Coming back to the work a year later felt both foreign and familiar. There was a new ease with the work, as if my brain had been practising, processing and building upon my experiences from last year. When I first stepped towards ‘E’ I was very nervous, I thought I wouldn’t remember how to do any of it but was surprised by how easy it felt.  It was like remembering you speak the language in a foreign land.
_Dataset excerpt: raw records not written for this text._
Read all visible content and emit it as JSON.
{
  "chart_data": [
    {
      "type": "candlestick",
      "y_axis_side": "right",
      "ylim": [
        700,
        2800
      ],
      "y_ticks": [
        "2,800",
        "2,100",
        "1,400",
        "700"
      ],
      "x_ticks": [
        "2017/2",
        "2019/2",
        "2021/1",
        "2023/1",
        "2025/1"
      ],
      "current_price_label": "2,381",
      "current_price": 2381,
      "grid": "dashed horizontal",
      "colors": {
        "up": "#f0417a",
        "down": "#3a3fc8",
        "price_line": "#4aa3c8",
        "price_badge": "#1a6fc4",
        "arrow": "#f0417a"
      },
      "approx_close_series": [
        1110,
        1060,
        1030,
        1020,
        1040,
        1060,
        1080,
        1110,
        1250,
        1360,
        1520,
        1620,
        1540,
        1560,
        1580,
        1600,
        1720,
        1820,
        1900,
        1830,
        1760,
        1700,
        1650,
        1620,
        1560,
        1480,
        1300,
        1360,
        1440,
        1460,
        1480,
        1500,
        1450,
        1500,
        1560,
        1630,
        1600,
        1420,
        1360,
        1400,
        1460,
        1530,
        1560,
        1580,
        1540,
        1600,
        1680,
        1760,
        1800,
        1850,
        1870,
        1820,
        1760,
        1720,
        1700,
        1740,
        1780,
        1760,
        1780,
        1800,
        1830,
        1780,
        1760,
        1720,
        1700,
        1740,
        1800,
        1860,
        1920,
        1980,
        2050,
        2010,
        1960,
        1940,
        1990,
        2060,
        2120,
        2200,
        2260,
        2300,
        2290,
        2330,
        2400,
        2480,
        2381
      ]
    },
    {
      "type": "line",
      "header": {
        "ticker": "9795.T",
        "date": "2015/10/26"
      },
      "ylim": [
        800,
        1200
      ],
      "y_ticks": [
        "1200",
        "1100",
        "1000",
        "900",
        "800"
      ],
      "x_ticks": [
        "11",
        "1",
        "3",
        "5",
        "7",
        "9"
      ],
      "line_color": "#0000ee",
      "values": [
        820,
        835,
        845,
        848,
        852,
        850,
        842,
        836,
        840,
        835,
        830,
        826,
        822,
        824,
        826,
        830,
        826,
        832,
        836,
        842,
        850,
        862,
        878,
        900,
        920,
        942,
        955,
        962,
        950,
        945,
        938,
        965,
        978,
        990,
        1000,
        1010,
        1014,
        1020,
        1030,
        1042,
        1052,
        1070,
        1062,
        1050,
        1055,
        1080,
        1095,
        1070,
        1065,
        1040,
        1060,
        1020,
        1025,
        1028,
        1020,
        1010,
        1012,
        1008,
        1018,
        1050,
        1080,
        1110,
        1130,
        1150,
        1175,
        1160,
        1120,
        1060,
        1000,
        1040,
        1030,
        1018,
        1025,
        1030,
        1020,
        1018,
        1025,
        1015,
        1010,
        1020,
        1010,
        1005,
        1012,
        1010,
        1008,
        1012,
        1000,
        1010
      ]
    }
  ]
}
In this residency I have begun to feel as though I am able to come off script. My background is in theatre and there is always that moment in a rehearsal in which the text seems to spring off the page and into your own mouth. It becomes your own words, part of you and a kind of ownership of and freedom with the language is born. Suddenly you can go deeper into the play, the relationship and the moment. In relation to this work what I mean is that I have begun to feel a deeper understanding of the process. I have got to grips with it more, seen it work, come full circle and have more trust because of this. In this residency I have been more able to move with my intuition and be more fluid with my actions, speech and reactions. This would not be possible without the strong foundation of ‘the script’ of the process.

Being able to have some space to follow and act on the feeling in any given moment has helped bring the work deeper. (Rather than all my concentration being used up by trying to remember my lines!) Sometimes an observation said out loud can open up further trust and space for a person I’m working with to express something. It can add to the validating experience. I feel I’m able to follow that person far more because I’m not having to think so much.

Every person I’ve worked with is so completely different. It takes time to get to know the best ways of working with someone. Time to adjust to each persons daily rhythms, needs, use of language, behaviour, feeling states etc and this means that you can never really be prepared in the sense that it will always be new and you don’t know where a session will lead to. You don’t know what you are going to encounter or how that person will feel or behave on any given day.

It all still feels new too, fresh and the process continues to surprise and challenge me. I still have masses to learn but I feel less like I’m free falling and more as if I’m parachuting!